Here are some terms you need to know:

  • Propaganda is the spreading of information with the intention of supporting or injuring a cause, person, or institution.
  • Bias is the intentional slanting of facts to support an idea.
  • Opinion is not fact. It’s what someone believes. They could be right, wrong, or just opinionated.
  • Misinformation is the accidental spread of false information.
  • Disinformation is the intentional spread of misinformation or falsehoods for a purpose.
  • Deep Fakes are images or videos that have been altered to make you believe that someone said or did something they never said or did.

A recent example of a deep fake is a video of Nancy Pelosi that circulated widely and had been altered to make it appear that she was drunk. (She wasn’t. If you saw that video and are fighting the idea that this was a deep fake, you are – right now – experiencing confirmation bias.)

What Should You Do?

There are tools in the works, hopefully, that will find a way to help us trust our information feeds. (Bookmark Public Editor, which should launch in the next few weeks.) Meanwhile, we have to educate ourselves and, as The New Literacy Project puts it, practice good information hygiene.

Before you go to Facebook, Twitter, Instagram, or the social media site of your choice, stop by the News Literacy Project and learn to sanitize the information you find there. You can take some quick Webinars, read some tips on spotting deep fakes, learn how to successfully explain to someone that something they believe a falsehood, or learn how to spot a conspiracy theory. Then take some online quizzes to test your news literacy.

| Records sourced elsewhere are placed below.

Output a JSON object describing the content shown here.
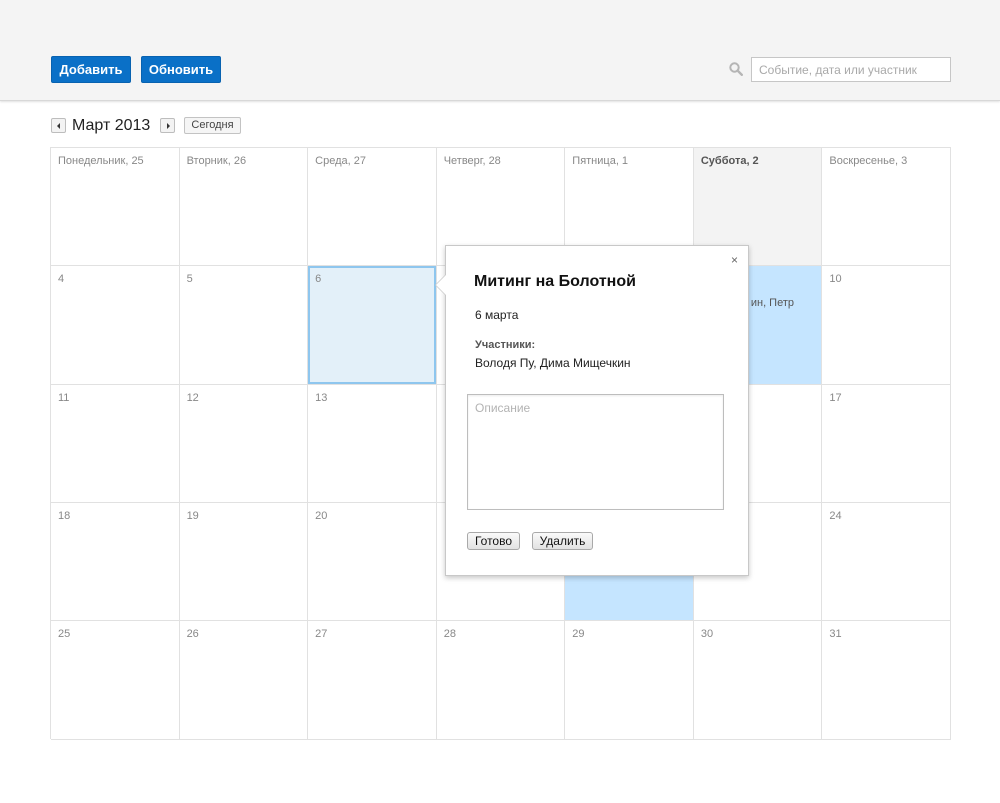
{
  "toolbar": {
    "add_label": "Добавить",
    "refresh_label": "Обновить",
    "search_placeholder": "Событие, дата или участник",
    "search_icon": "search-icon"
  },
  "nav": {
    "month_title": "Март 2013",
    "today_label": "Сегодня"
  },
  "calendar": {
    "cells": [
      {
        "label": "Понедельник, 25"
      },
      {
        "label": "Вторник, 26"
      },
      {
        "label": "Среда, 27"
      },
      {
        "label": "Четверг, 28"
      },
      {
        "label": "Пятница, 1"
      },
      {
        "label": "Суббота, 2",
        "state": "today"
      },
      {
        "label": "Воскресенье, 3"
      },
      {
        "label": "4"
      },
      {
        "label": "5"
      },
      {
        "label": "6",
        "state": "selected"
      },
      {
        "label": ""
      },
      {
        "label": ""
      },
      {
        "label": "",
        "state": "event",
        "event_title": "!",
        "event_participants": "ин, Петр"
      },
      {
        "label": "10"
      },
      {
        "label": "11"
      },
      {
        "label": "12"
      },
      {
        "label": "13"
      },
      {
        "label": ""
      },
      {
        "label": ""
      },
      {
        "label": ""
      },
      {
        "label": "17"
      },
      {
        "label": "18"
      },
      {
        "label": "19"
      },
      {
        "label": "20"
      },
      {
        "label": ""
      },
      {
        "label": "",
        "state": "event"
      },
      {
        "label": ""
      },
      {
        "label": "24"
      },
      {
        "label": "25"
      },
      {
        "label": "26"
      },
      {
        "label": "27"
      },
      {
        "label": "28"
      },
      {
        "label": "29"
      },
      {
        "label": "30"
      },
      {
        "label": "31"
      }
    ]
  },
  "popup": {
    "close_label": "×",
    "title": "Митинг на Болотной",
    "date": "6 марта",
    "participants_label": "Участники:",
    "participants": "Володя Пу, Дима Мищечкин",
    "description_placeholder": "Описание",
    "done_label": "Готово",
    "delete_label": "Удалить"
  },
  "colors": {
    "primary_button": "#0a70c7",
    "today_bg": "#f3f3f3",
    "event_bg": "#c5e5ff",
    "selected_bg": "#e3f0f9",
    "selected_border": "#8ec6ee"
  }
}
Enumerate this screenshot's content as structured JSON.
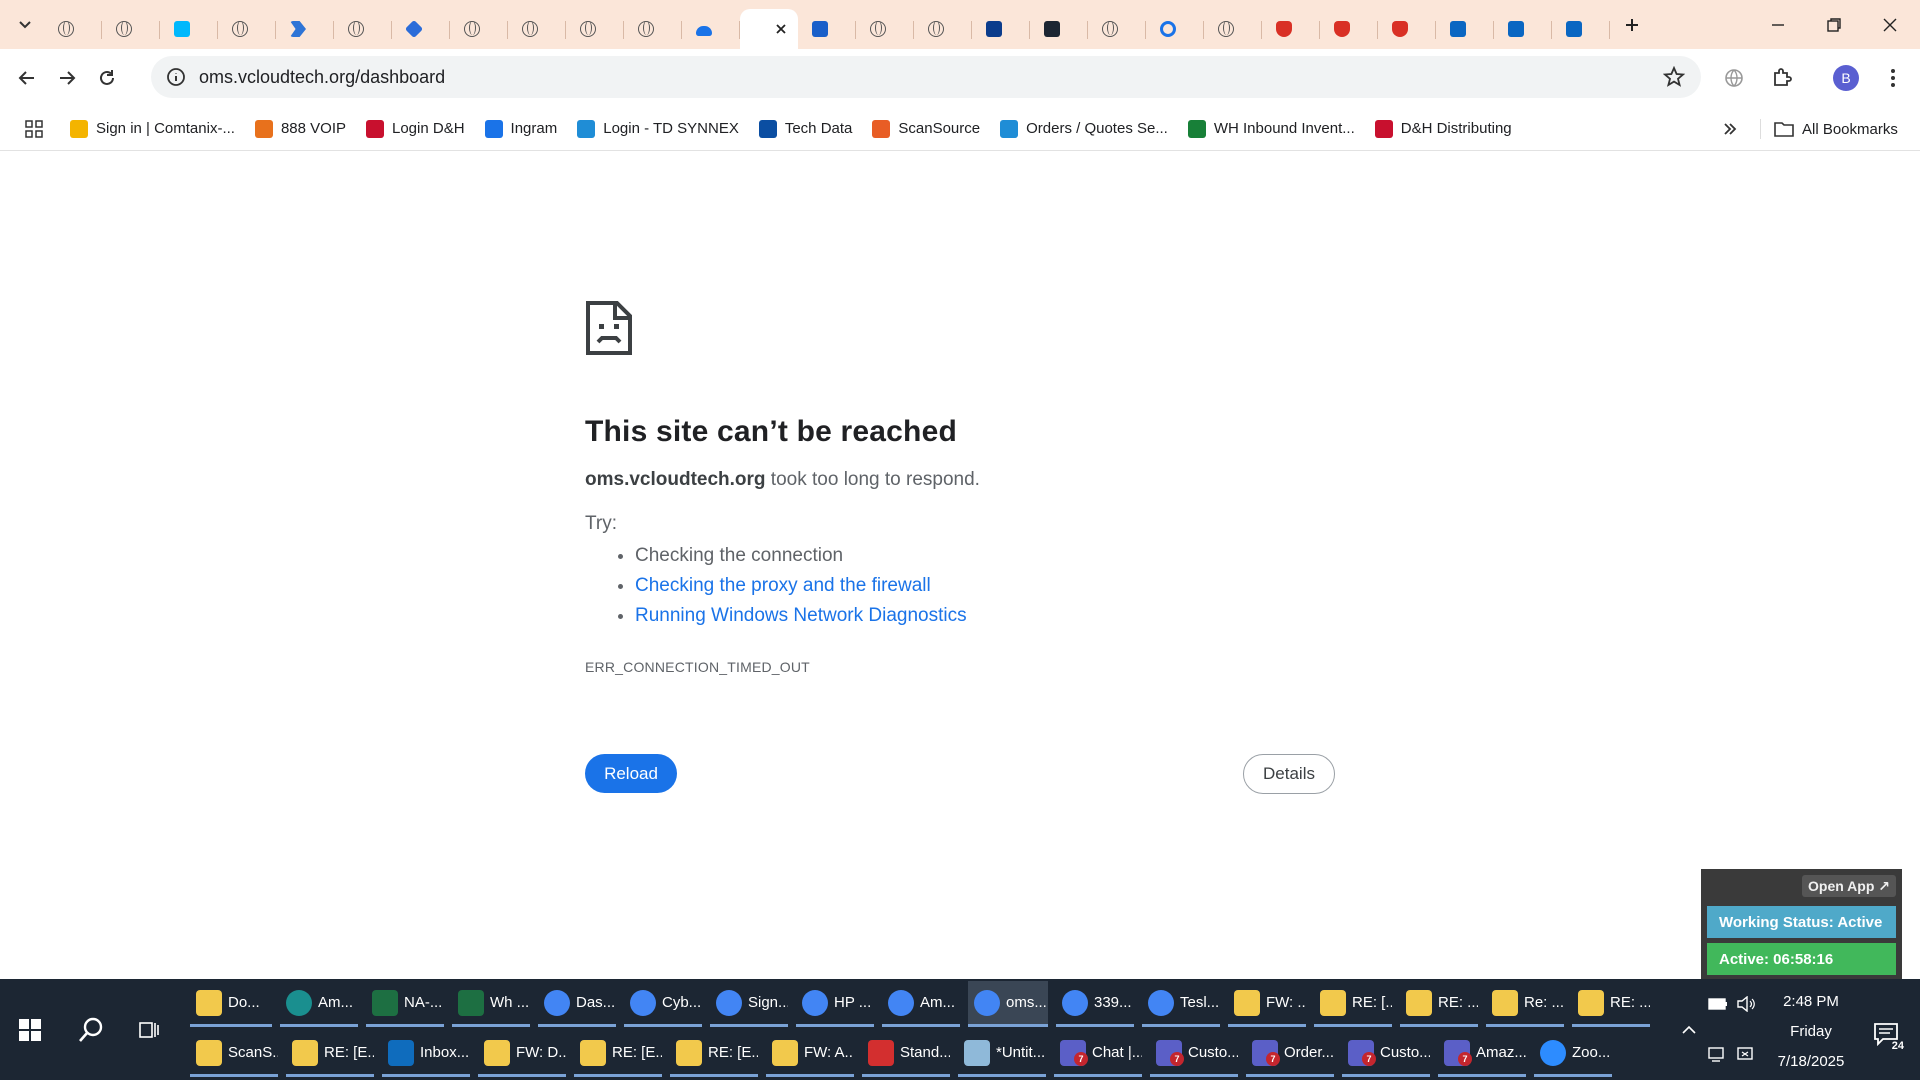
{
  "browser": {
    "active_tab_close": "×",
    "url": "oms.vcloudtech.org/dashboard",
    "avatar_letter": "B"
  },
  "bookmarks": [
    {
      "label": "Sign in | Comtanix-...",
      "icon": "comtanix-icon",
      "color": "#f4b400"
    },
    {
      "label": "888 VOIP",
      "icon": "voip-icon",
      "color": "#e8711c"
    },
    {
      "label": "Login D&H",
      "icon": "dh-icon",
      "color": "#c8102e"
    },
    {
      "label": "Ingram",
      "icon": "ingram-icon",
      "color": "#1a73e8"
    },
    {
      "label": "Login - TD SYNNEX",
      "icon": "tdsynnex-icon",
      "color": "#1f8dd6"
    },
    {
      "label": "Tech Data",
      "icon": "techdata-icon",
      "color": "#0b4ea2"
    },
    {
      "label": "ScanSource",
      "icon": "scansource-icon",
      "color": "#e85d25"
    },
    {
      "label": "Orders / Quotes Se...",
      "icon": "orders-icon",
      "color": "#1f8dd6"
    },
    {
      "label": "WH Inbound Invent...",
      "icon": "sheets-icon",
      "color": "#188038"
    },
    {
      "label": "D&H Distributing",
      "icon": "dh-icon",
      "color": "#c8102e"
    }
  ],
  "all_bookmarks": "All Bookmarks",
  "error": {
    "title": "This site can’t be reached",
    "host": "oms.vcloudtech.org",
    "desc_rest": " took too long to respond.",
    "try": "Try:",
    "suggestions": [
      "Checking the connection",
      "Checking the proxy and the firewall",
      "Running Windows Network Diagnostics"
    ],
    "code": "ERR_CONNECTION_TIMED_OUT",
    "reload": "Reload",
    "details": "Details"
  },
  "widget": {
    "open_app": "Open App ↗",
    "working_status": "Working Status: Active",
    "active_timer": "Active: 06:58:16"
  },
  "taskbar": {
    "row1": [
      {
        "label": "Do...",
        "icon": "files-icon",
        "color": "#f2c94c",
        "width": 82
      },
      {
        "label": "Am...",
        "icon": "edge-icon",
        "color": "#1a8f8f",
        "width": 78
      },
      {
        "label": "NA-...",
        "icon": "excel-icon",
        "color": "#1d6f42",
        "width": 78
      },
      {
        "label": "Wh ...",
        "icon": "excel-icon",
        "color": "#1d6f42",
        "width": 78
      },
      {
        "label": "Das...",
        "icon": "chrome-icon",
        "color": "#4285f4",
        "width": 78
      },
      {
        "label": "Cyb...",
        "icon": "chrome-icon",
        "color": "#4285f4",
        "width": 78
      },
      {
        "label": "Sign...",
        "icon": "chrome-icon",
        "color": "#4285f4",
        "width": 78
      },
      {
        "label": "HP ...",
        "icon": "chrome-icon",
        "color": "#4285f4",
        "width": 78
      },
      {
        "label": "Am...",
        "icon": "chrome-icon",
        "color": "#4285f4",
        "width": 78
      },
      {
        "label": "oms...",
        "icon": "chrome-icon",
        "color": "#4285f4",
        "width": 80,
        "highlight": true
      },
      {
        "label": "339...",
        "icon": "chrome-icon",
        "color": "#4285f4",
        "width": 78
      },
      {
        "label": "Tesl...",
        "icon": "chrome-icon",
        "color": "#4285f4",
        "width": 78
      },
      {
        "label": "FW: ...",
        "icon": "mail-icon",
        "color": "#f2c94c",
        "width": 78
      },
      {
        "label": "RE: [...",
        "icon": "mail-icon",
        "color": "#f2c94c",
        "width": 78
      },
      {
        "label": "RE: ...",
        "icon": "mail-icon",
        "color": "#f2c94c",
        "width": 78
      },
      {
        "label": "Re: ...",
        "icon": "mail-icon",
        "color": "#f2c94c",
        "width": 78
      },
      {
        "label": "RE: ...",
        "icon": "mail-icon",
        "color": "#f2c94c",
        "width": 78
      }
    ],
    "row2": [
      {
        "label": "ScanS...",
        "icon": "mail-icon",
        "color": "#f2c94c",
        "width": 88
      },
      {
        "label": "RE: [E...",
        "icon": "mail-icon",
        "color": "#f2c94c",
        "width": 88
      },
      {
        "label": "Inbox...",
        "icon": "outlook-icon",
        "color": "#0f6cbd",
        "width": 88
      },
      {
        "label": "FW: D...",
        "icon": "mail-icon",
        "color": "#f2c94c",
        "width": 88
      },
      {
        "label": "RE: [E...",
        "icon": "mail-icon",
        "color": "#f2c94c",
        "width": 88
      },
      {
        "label": "RE: [E...",
        "icon": "mail-icon",
        "color": "#f2c94c",
        "width": 88
      },
      {
        "label": "FW: A...",
        "icon": "mail-icon",
        "color": "#f2c94c",
        "width": 88
      },
      {
        "label": "Stand...",
        "icon": "pdf-icon",
        "color": "#d32f2f",
        "width": 88
      },
      {
        "label": "*Untit...",
        "icon": "notepad-icon",
        "color": "#8fb9d9",
        "width": 88
      },
      {
        "label": "Chat |...",
        "icon": "teams-icon",
        "color": "#5b5fc7",
        "width": 88,
        "badge": "7"
      },
      {
        "label": "Custo...",
        "icon": "teams-icon",
        "color": "#5b5fc7",
        "width": 88,
        "badge": "7"
      },
      {
        "label": "Order...",
        "icon": "teams-icon",
        "color": "#5b5fc7",
        "width": 88,
        "badge": "7"
      },
      {
        "label": "Custo...",
        "icon": "teams-icon",
        "color": "#5b5fc7",
        "width": 88,
        "badge": "7"
      },
      {
        "label": "Amaz...",
        "icon": "teams-icon",
        "color": "#5b5fc7",
        "width": 88,
        "badge": "7"
      },
      {
        "label": "Zoo...",
        "icon": "zoom-icon",
        "color": "#2d8cff",
        "width": 78
      }
    ],
    "time": "2:48 PM",
    "day": "Friday",
    "date": "7/18/2025",
    "notifications": "24"
  }
}
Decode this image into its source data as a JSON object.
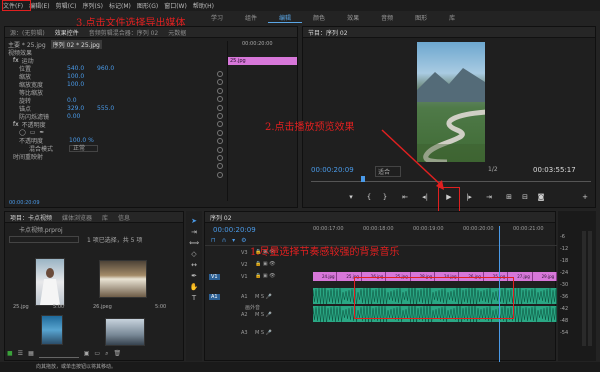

In short, you have to check your sources before you spread their information. Has Snopes Fact Check debunked this already? Did someone else in the thread you’re reading already explain that this is false? Google it. Are there any credible sources reporting it? Can you find three of those? You wouldn’t touch your face without washing your hands, right now, would you? Don’t share information without washing it first.